At the same time, Libra will provide a solution to the billions who are, in our know your customer and anti-money laundering world, locked out of the banking system. Solving this problem, Libra will provide a boost to the number of users inside Facebook’s own ecosphere.
So, Libra the currency will run on a secure, scalable, and reliable blockchain. The stablecoin will allow billions access to an asset that will be redeemable on a one to one basis for hard currency.
Today, even the value of US dollars is based entirely on trust, since the US dollar was taken off of the gold-backed Breton Woods system in 1971. Facebook will back Libra with a reserve of assets in the form of bank deposits and government securities, designed to give the Libra currency intrinsic value.
Facebook’s Libra cryptocurrency has three parts. The first is the currency running on a secure, scalable, and fault-tolerant blockchain, and the second is the asset backing of the Libra currency in the form of bank deposits and government bonds.
It’s the third part that goes against the original ideology of early cryptocurrency users, but it also has the potential to give the cryptocurrency space the legitimacy and mass public exposure it needs. That’s great news, but does it come with a cost?

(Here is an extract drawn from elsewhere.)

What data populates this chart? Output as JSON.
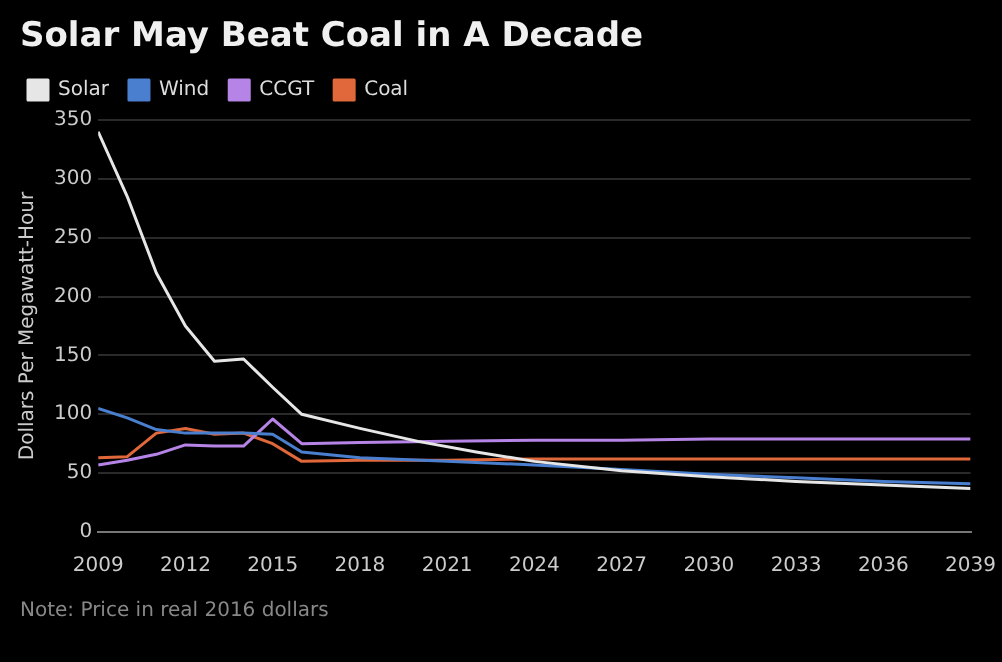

Choosing Switzerland, the bastion of global banking, as the location for what Facebook calls the Association, a not-for-profit organisation tasked with the governance of the Libra ecosphere.
The Association will oversee the operation of the Libra blockchain, the coordination, and agreement between Libra stakeholders (the network’s validator nodes), and the promotion and expansion of the network, including the management of the asset reserves.
The Association will be managed by the Libra Association Council, the founding members, as stated on the white paper, will be made up of businesses, including Visa, Mastercard, PayPal, eBay, Spotify, Uber, and Vodafone, as well as non-profit and multilateral organisations and academic institutions.
Backed by leading venture capital firms, it’s estimated Facebook will raise around $1 billion from the initial founding members.
By announcing Libra now, and by bringing in the global stalwarts of payment systems like Visa and Mastercard, along with trusted brands like eBay, Spotify and Vodafone, Facebook is, by its sheer size and market reach, saying we are here, we are ready, and we are backed by the names you know and trust.
Any mistakes by other stablecoin issuers will have the public looking to Facebook to provide a better solution.
By solving a problem, by holding out a “helping hand” to those outside of the system, Facebook gets access to billions of new customers.
Using transmutation on your research findings, you’ll discover India is the country with the highest number of Facebook users, with approximately 300 million.
Using data from the world bank, you’ll also discover that India has the second highest percentage of unbanked citizens in the world with 11% having no access to financial services.
Facebook, by forming the Association and bringing in globally-trusted brands may also soften the Indian central bank’s stance on cryptocurrencies.
The highest distribution of Facebook users by age is between 18 and 34. 68% of Americans use Facebook, and 74% of global users engage with Facebook at least once a day. 43% of global users use Facebook as their primary source of news, and 96% of all users interact with the platform on a mobile device.
Is this the beginning of the Velvet Revolution in cryptocurrencies? Change not through force, but through the soft touch of the familiar.